As summer approaches, there are more snake sightings and families need to know which snake handlers are qualified in the event of an unexpected guest.
As a part of this year’s changes to State Government regulations and standards there has been a removal of accreditation needed for snake handling and businesses say these reforms could be for the better.
Snake expert and owner of snake handling business, Snakebusters, Raymond Hoser says the government’s removal of this accreditation stops people from masquerading as snake experts when they really aren’t.
“People will do a one or two day course and by then they can certainly catch a snake, but cannot be regarded as snake experts,” he says.
“These experts are then teaching the wrong information to people and can cause a catastrophe.
“The reality is more than half of the snake catchers in this country don’t have a clue as to what is going on.
“This may sound very negative, but it is the truth.”
Director of Slithers and Slides, Marcus Cosentino, also says these basic training courses cannot equip a person to call themself an expert.
“You had quite a few volunteer snake catchers and they would do a four-hour snake catching course, then these people are then allowed to go and catch snakes, this is very basic training,” he says.
“[In these courses] you would only get taught to put a snake inside a bag and that’s about it, and this isn’t practical for real life situations.”
Cosentino says this removal of accreditation allows businesses like his own to personally assess whether volunteer snake catchers know what they are doing and potentially employ them for future work.
“Unfortunately, because of the way the system was set up under the previous legislation you had volunteers who have other jobs and under the law they were legally allowed to ask for money [to do any snake handling],” he says.
“So now that there has been this change and this is what I am assessing now is seeing the viability of bringing more people of board to this as a more full time work, like they do over east and that way you can reliably get in touch with the right people.”
Director of Animal Ark Wildlife Education and Training David Manning, says that in order to keep everyone safe the State Government needs to have a recommended snake catching and handling list for people to find.
“Parks and Wildlife services don’t not provide a list of recommended snake handling. I think they should they at least refer people to reputable sources with competent snake handling and removal skills,” he says.
Raymond Hoser says most of the snake bites that happen by snake catchers are reported incorrectly and says that most times snake handlers are the ones who make the mistakes.
“The snake bites reported are not always reported accurately, the snake is always victimised as the aggressor; snakes don’t bite without provocation, so the snake handler must have done something wrong to provoke the snake,” he says.
Manning says because there is no verified list of experts, companies now cannot decipher who is a qualified snake handler.
“In terms of companies that employ snake handlers, it makes it hard for those companies to know who is a good provider and who is not,” he says.

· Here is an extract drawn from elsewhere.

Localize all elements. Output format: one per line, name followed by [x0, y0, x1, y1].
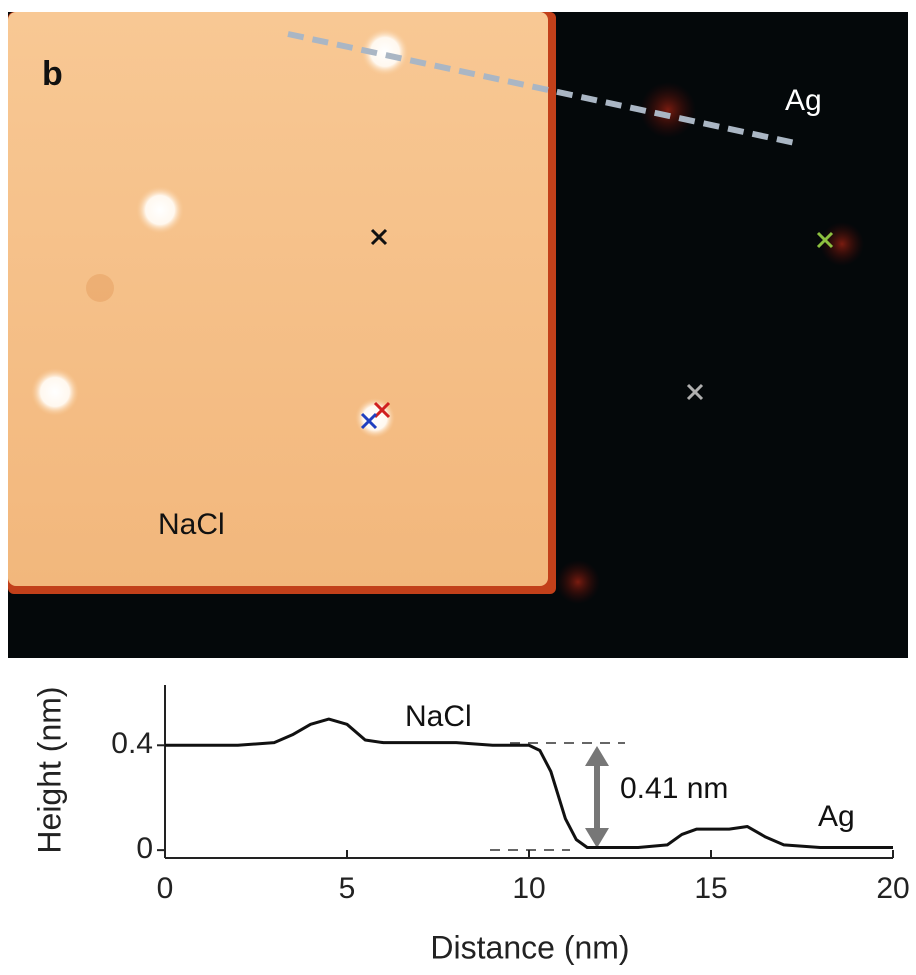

“With this there are and will be more snake handlers out there with different approaches to snake handling, and different trainers have different techniques to snake handling and different opinions.”
To stay safe this summer Hoser recommends people stay vigilant when walking around especially in bushy areas and to always keep an eye out for kids when they are playing outside.
“If you see a snake do not try and kill the snake yourself, or trap the snake, just keep an eye out where it goes and call the best snake handlers you can find, so they can safely remove it,” he says.